Catapult commercial director Karl Hogan, who oversees global league and data partnerships, praised FIFA’s decision as “a great endorsement for tech” although he cautions that the EPTS systems will be mostly “educational” given the infancy of in-game use and the primacy of the World Cup stage.
“The meaning of that data needs some rigorous interpretation,” Hogan said. “I don’t think the answers with the data part are there at the minute within our industry to immediately access them.”
Of the 32 World Cup sides, 12 are Catapult clients, including at least four (Sweden, Uruguay, Japan, and Switzerland) that advanced to the knockout stage. (A Catapult rep said the company could not disclose three of its national team clients.) Monitoring workloads in match may not result in substitutions but will help the performance staff because the demands of the World Cup are different than the club season. The cadence and intervals of matches and training are different, as are the opponents and even the temperatures involved.
Since Bunce joined U.S. Soccer, the federation contracted with STATSports on the world’s largest player monitoring system and certainly sees value in the wearables data from a broader workload perspective. He said recent research has shown that the average player is only on the ball for three of the match’s 90 minutes.
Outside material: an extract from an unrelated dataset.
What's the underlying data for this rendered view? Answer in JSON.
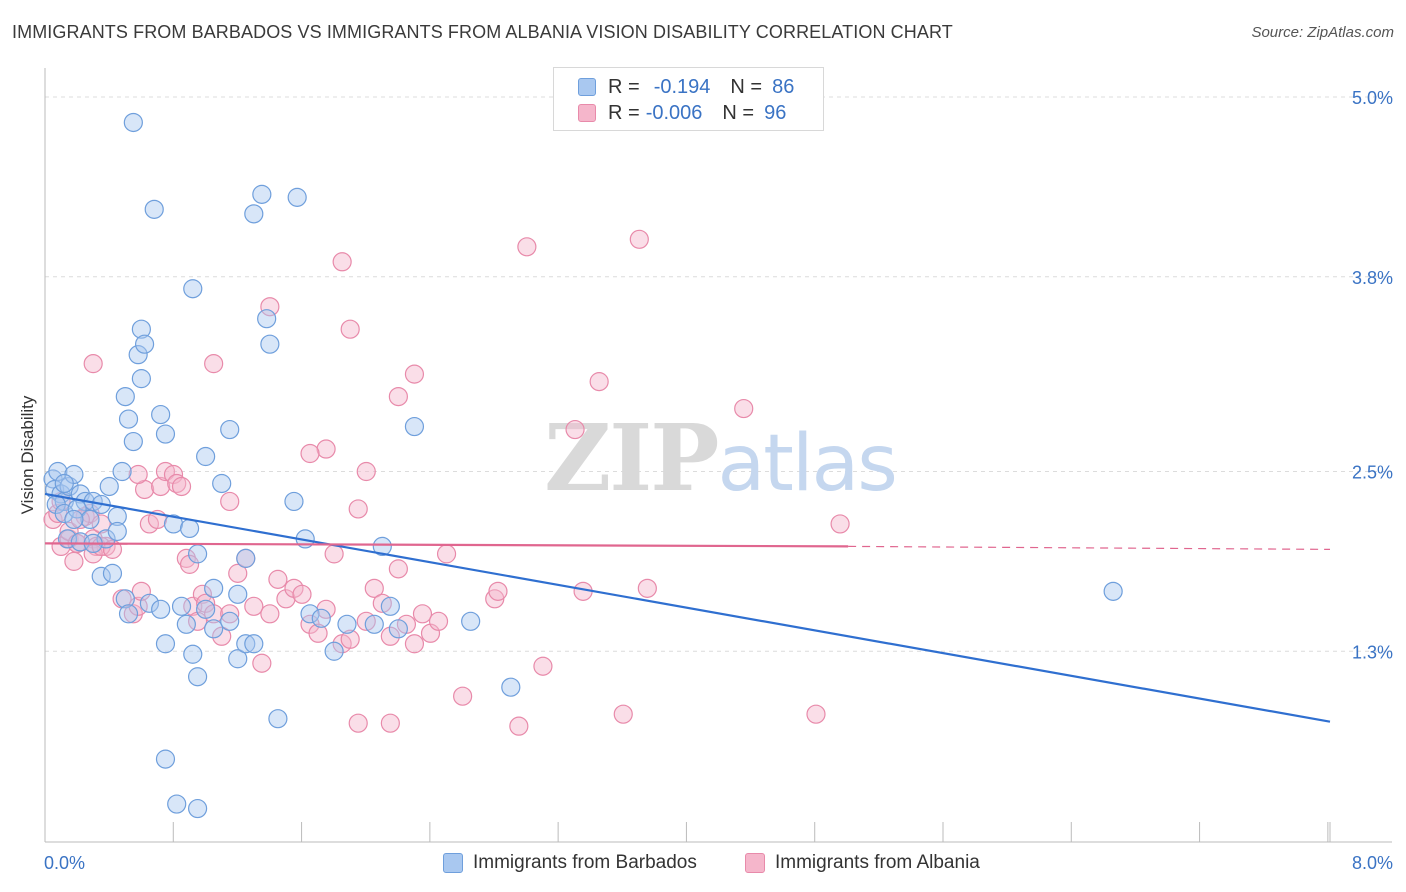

“Having that physical movement is really important to know what a player is doing when they’re not on the ball,” Bunce said. “Obviously they’re making space, they’re creating opportunities, they’re drawing players away, but if you think of that from a statistical perspective, they’re doing a lot more off the ball than there are ever doing on the ball.”
Just because data is accessible mid-match doesn’t mean it will be. That’s also due to the simple reality that the pace of play is fast.
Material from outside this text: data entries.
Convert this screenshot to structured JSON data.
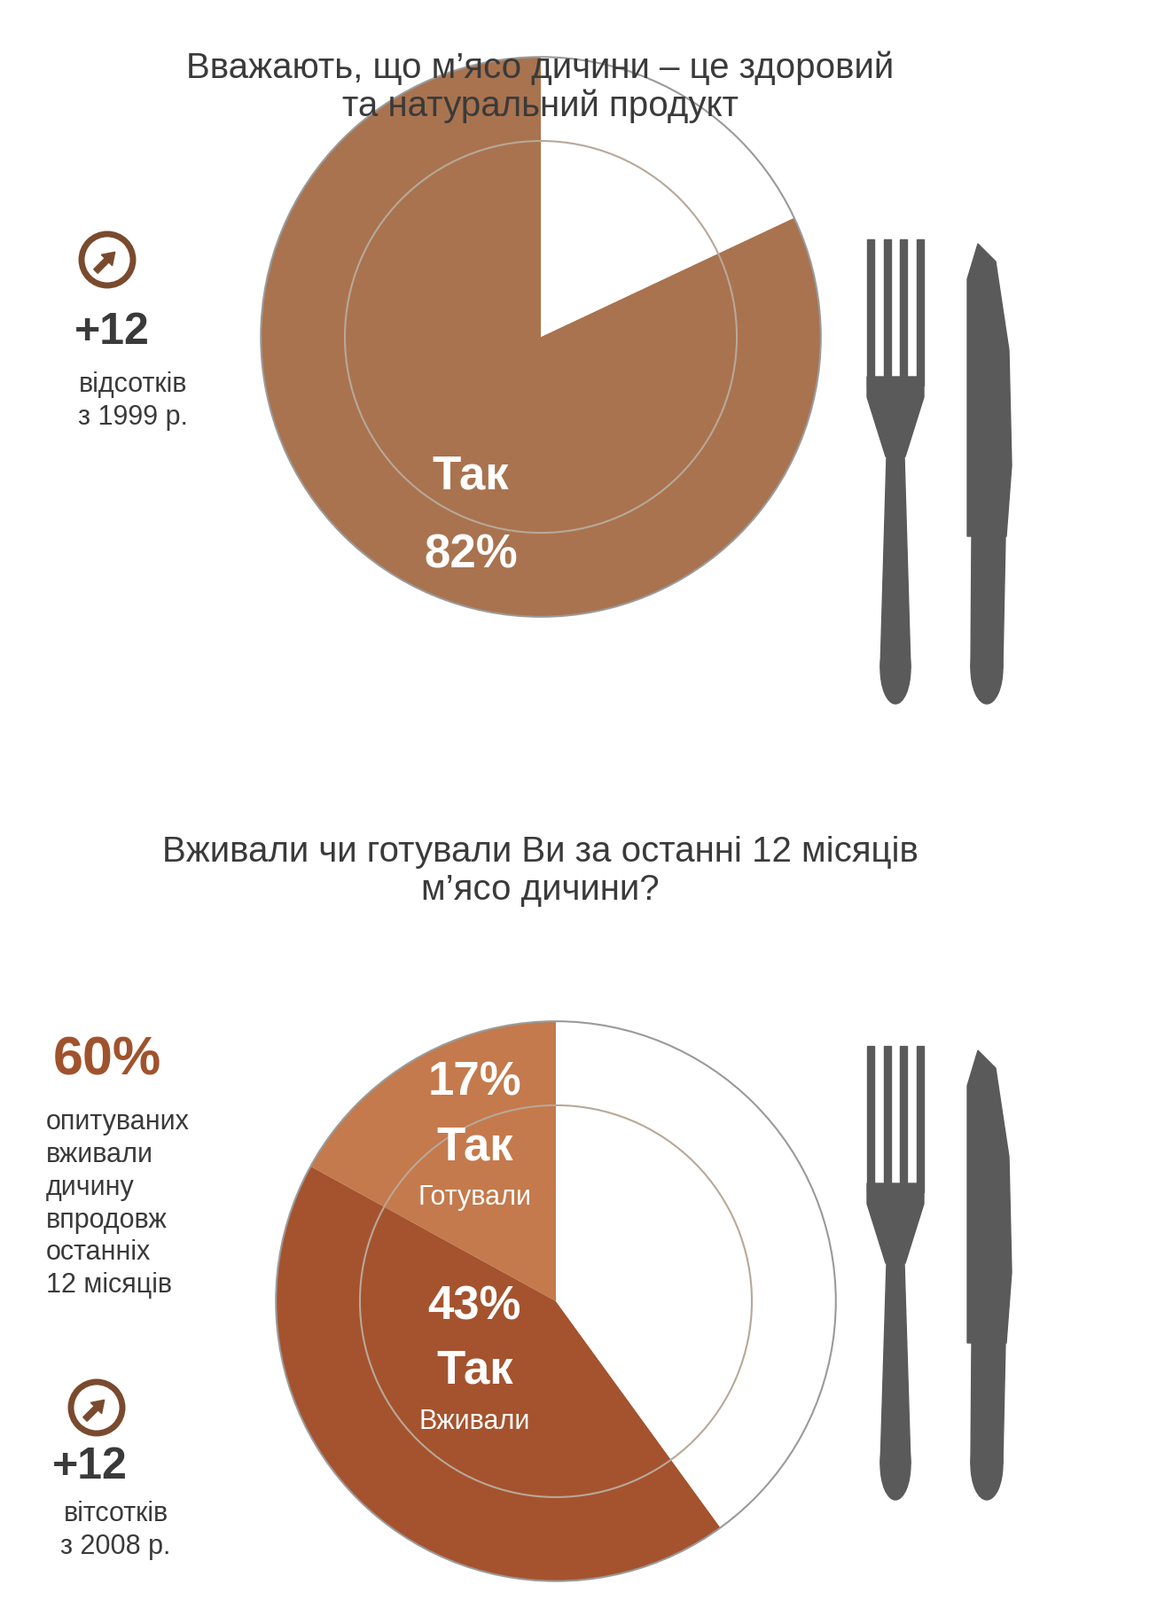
{
  "chart_data": [
    {
      "type": "pie",
      "title": "Вважають, що м’ясо дичини – це здоровий та натуральний продукт",
      "categories": [
        "Так",
        null
      ],
      "values": [
        82,
        18
      ],
      "value_labels": [
        "82%",
        null
      ],
      "colors": [
        "#a9734f",
        "#ffffff"
      ],
      "annotations": [
        "+12",
        "відсотків з 1999 р."
      ]
    },
    {
      "type": "pie",
      "title": "Вживали чи готували Ви за останні 12 місяців м’ясо дичини?",
      "categories": [
        "Так",
        "Так",
        null
      ],
      "sublabels": [
        "Готували",
        "Вживали",
        null
      ],
      "values": [
        17,
        43,
        40
      ],
      "value_labels": [
        "17%",
        "43%",
        null
      ],
      "colors": [
        "#c47a4c",
        "#a5532e",
        "#ffffff"
      ],
      "annotations": [
        "60%",
        "опитуваних вживали дичину впродовж останніх 12 місяців",
        "+12",
        "вітсотків з 2008 р."
      ]
    }
  ]
}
“If you’re communicating in a live environment, that’s a real challenge,” Bahia said, adding: “The insight could be relayed in a qualitative manner, for example. That could be football or soccer phrases that people are more familiar with that we know these algorithms and metrics can derive.”
In time, the experts believe the analyst and coach will be able to share live video as well, although there’s no timeline for that. Many other major sports, such as the NFL and MLB, do not permit video on the sideline or in the dugout. The NBA and NHL do allow in-game video.
“There’s a lot of algorithm and software and engine power to really give a very simplified message to a coach, which is ‘we should change the formation because the data is telling us this,’” Hogan said. “Overlaying the video with the data becomes much more visual for a coach. For them to interact with the data, you have to really, really simplify it because they’ve got to make some decisions really quickly.”
Presuming the in-game EPTS program continues, the quick-thinking analyst will grow in stature. Offensive and defensive coordinators in American football are prized jobs. They have long resided in overhead booths during games.
“It’s going to create an elevated position for sport science within soccer globally,” Hogan said.